6. Gearshift assembly (6) according to any one of claims 1 to 5, comprising an electronic control unit (50), wherein the control unit (50) is configured to actuate the electric motor (20) in response to an electrical control signal.

7. Gearshift assembly (6) according to any one of claims 1 to 6, wherein the individual springs (59a, 59b, 59c, 59d) are evenly distributed in the circumferential direction around the axis of rotation (35).

8. Gearshift assembly (6) according to any one of claims 1 to 7, wherein the spring (41) is a torsion spring.

9. Gearshift assembly (6) according to any one of claims 1 to 8, wherein the spring (41) comprises a plurality of spring assemblies, and a spring assembly comprises a plurality of individual springs (59a, 59b, 59c, 59d).

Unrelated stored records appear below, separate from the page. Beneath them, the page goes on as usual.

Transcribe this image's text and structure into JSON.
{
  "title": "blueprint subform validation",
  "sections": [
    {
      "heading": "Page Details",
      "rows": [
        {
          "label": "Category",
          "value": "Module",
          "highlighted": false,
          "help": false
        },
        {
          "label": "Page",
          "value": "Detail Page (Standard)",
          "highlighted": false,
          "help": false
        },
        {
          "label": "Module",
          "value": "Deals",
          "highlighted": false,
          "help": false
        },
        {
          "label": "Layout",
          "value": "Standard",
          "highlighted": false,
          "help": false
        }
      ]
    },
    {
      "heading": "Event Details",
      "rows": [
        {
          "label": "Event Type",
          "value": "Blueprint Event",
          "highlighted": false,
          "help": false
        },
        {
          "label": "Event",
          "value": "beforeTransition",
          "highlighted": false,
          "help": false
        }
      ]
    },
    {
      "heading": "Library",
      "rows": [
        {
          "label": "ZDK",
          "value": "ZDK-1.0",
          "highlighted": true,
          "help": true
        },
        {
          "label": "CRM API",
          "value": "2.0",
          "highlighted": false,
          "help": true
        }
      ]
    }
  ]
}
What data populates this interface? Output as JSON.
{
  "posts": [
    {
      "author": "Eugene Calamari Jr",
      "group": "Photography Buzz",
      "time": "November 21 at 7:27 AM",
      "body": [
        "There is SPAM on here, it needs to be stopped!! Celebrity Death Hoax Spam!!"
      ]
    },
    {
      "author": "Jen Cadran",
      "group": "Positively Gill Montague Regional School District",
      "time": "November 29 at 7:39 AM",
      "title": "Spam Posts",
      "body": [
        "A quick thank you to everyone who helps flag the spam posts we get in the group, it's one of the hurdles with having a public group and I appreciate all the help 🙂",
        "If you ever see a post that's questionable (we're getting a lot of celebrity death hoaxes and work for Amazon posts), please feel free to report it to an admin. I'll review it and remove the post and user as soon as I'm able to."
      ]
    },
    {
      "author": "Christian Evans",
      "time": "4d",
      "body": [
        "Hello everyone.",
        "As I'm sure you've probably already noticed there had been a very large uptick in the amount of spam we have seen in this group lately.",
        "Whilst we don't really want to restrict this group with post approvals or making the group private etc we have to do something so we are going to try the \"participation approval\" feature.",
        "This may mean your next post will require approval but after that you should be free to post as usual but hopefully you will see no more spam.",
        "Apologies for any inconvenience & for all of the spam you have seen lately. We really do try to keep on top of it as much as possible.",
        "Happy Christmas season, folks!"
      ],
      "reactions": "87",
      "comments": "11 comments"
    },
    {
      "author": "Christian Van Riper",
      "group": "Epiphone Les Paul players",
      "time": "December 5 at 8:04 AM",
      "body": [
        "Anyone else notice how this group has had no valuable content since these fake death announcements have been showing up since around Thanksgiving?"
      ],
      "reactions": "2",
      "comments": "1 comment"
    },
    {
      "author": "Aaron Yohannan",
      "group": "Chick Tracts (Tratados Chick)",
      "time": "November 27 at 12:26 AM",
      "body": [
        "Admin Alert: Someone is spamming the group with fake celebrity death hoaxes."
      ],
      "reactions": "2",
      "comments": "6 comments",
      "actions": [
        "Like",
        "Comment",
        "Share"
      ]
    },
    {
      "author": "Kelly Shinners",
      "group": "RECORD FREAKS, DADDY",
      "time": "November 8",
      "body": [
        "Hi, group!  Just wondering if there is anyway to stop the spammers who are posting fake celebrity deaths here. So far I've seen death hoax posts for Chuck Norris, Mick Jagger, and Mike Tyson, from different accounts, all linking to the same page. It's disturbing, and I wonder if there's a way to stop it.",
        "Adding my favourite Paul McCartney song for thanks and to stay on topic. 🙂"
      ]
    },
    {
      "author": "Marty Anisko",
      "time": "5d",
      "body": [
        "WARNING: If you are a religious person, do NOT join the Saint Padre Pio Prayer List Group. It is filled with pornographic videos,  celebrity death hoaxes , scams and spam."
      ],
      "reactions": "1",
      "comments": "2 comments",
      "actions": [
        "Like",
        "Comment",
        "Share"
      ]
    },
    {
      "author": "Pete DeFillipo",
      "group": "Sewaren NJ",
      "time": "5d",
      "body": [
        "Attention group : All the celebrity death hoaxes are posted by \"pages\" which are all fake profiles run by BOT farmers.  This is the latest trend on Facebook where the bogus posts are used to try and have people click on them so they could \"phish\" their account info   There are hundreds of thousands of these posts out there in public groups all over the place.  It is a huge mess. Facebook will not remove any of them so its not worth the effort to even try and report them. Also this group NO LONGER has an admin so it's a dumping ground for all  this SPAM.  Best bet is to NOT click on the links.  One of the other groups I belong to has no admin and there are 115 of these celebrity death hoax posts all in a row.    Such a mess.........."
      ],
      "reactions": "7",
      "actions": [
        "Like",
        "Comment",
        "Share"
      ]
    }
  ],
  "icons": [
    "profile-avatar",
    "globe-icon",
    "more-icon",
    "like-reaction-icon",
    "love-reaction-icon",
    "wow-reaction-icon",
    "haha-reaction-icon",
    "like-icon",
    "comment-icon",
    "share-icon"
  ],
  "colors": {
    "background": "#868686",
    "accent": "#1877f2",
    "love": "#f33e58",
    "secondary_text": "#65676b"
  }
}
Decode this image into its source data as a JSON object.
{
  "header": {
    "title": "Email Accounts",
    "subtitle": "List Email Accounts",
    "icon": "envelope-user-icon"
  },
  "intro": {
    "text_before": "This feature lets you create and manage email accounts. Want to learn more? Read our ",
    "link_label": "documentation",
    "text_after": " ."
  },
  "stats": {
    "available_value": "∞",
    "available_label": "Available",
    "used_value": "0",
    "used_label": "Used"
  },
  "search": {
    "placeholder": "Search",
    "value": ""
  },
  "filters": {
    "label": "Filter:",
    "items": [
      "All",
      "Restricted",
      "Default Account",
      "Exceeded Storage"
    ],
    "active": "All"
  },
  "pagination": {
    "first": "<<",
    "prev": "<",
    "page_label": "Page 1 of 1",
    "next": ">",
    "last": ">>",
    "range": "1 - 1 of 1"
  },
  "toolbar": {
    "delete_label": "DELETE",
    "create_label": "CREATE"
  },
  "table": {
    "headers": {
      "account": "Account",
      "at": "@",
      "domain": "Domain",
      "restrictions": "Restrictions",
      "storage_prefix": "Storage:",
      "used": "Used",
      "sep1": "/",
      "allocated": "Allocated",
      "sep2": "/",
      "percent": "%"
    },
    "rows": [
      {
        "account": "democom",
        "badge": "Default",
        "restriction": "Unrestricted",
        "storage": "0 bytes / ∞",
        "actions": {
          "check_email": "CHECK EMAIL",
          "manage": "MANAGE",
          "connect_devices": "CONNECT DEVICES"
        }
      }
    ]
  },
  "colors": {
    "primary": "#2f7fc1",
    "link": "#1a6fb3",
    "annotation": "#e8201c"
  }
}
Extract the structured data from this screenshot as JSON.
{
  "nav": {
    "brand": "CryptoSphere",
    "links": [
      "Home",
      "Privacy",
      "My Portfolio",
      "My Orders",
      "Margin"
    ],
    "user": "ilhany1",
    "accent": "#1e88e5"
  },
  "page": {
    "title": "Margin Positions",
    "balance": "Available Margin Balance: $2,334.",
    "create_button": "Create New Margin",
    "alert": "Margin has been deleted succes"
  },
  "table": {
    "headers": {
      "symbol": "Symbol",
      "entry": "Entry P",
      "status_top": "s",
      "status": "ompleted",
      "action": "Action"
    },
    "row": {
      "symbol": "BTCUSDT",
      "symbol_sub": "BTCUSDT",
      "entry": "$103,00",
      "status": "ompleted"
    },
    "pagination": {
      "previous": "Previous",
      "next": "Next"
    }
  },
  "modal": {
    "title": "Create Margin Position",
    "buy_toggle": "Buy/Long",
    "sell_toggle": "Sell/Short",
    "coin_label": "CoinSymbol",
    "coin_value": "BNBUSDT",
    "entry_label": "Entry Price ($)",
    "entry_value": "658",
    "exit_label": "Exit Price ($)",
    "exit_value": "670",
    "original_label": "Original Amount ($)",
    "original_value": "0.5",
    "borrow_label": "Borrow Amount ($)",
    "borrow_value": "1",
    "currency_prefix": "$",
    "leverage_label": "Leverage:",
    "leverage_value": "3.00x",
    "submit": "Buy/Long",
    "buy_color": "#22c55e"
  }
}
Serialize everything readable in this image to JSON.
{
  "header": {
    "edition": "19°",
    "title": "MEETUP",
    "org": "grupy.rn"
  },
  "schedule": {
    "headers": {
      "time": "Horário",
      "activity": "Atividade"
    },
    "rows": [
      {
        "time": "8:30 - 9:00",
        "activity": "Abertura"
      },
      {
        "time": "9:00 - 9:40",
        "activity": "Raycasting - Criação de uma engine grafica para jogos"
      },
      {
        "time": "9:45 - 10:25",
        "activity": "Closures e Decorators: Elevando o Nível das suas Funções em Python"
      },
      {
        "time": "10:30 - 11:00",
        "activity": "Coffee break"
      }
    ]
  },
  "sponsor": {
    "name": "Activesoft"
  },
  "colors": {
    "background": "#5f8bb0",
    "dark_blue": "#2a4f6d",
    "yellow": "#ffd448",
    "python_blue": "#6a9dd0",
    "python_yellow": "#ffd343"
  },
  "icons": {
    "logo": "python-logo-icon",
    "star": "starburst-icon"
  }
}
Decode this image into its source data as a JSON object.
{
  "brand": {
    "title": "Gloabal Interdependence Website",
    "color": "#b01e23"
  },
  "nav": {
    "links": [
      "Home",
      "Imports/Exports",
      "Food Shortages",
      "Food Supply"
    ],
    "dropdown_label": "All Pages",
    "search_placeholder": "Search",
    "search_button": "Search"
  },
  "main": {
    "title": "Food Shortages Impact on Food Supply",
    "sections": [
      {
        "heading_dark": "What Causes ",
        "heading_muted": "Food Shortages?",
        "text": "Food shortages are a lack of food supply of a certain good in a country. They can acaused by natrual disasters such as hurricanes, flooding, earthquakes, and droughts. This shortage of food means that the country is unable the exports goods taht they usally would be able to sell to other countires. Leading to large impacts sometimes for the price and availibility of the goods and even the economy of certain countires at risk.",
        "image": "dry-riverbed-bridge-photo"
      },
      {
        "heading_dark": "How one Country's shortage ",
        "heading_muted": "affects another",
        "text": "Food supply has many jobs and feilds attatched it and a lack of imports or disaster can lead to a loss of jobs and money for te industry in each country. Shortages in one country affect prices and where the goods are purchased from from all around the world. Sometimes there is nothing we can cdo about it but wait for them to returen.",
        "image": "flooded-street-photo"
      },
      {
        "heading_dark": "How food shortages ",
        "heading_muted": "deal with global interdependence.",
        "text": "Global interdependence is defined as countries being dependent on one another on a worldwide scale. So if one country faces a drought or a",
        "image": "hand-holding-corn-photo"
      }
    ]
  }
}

10. Gearshift assembly (6) according to any one of claims 1 to 9, wherein the individual springs (59a, 59b, 59c, 59d) are leaf springs.

11. Bicycle, in particular an electric bicycle, comprising a gearshift assembly (6) configured as a hub gear according to any one of claims 1 to 10.

12. Bicycle according to claim 11, wherein the gearshift assembly (6) comprises an actuator (10) for rotating the actuating element (13), and the actuator (10) is arranged in an actuator housing (17) that is located in the direction of travel of the bicycle in front of the main gear shaft (12) and below a chain stay (1).

13. Bicycle according to claim 11 or 12, wherein the bicycle comprises an auxiliary motor and a motor controller for adjusting the power of the auxiliary motor, and wherein the motor controller is configured to control the power of the auxiliary motor depending on a shifting operation of the gearshift assembly (6).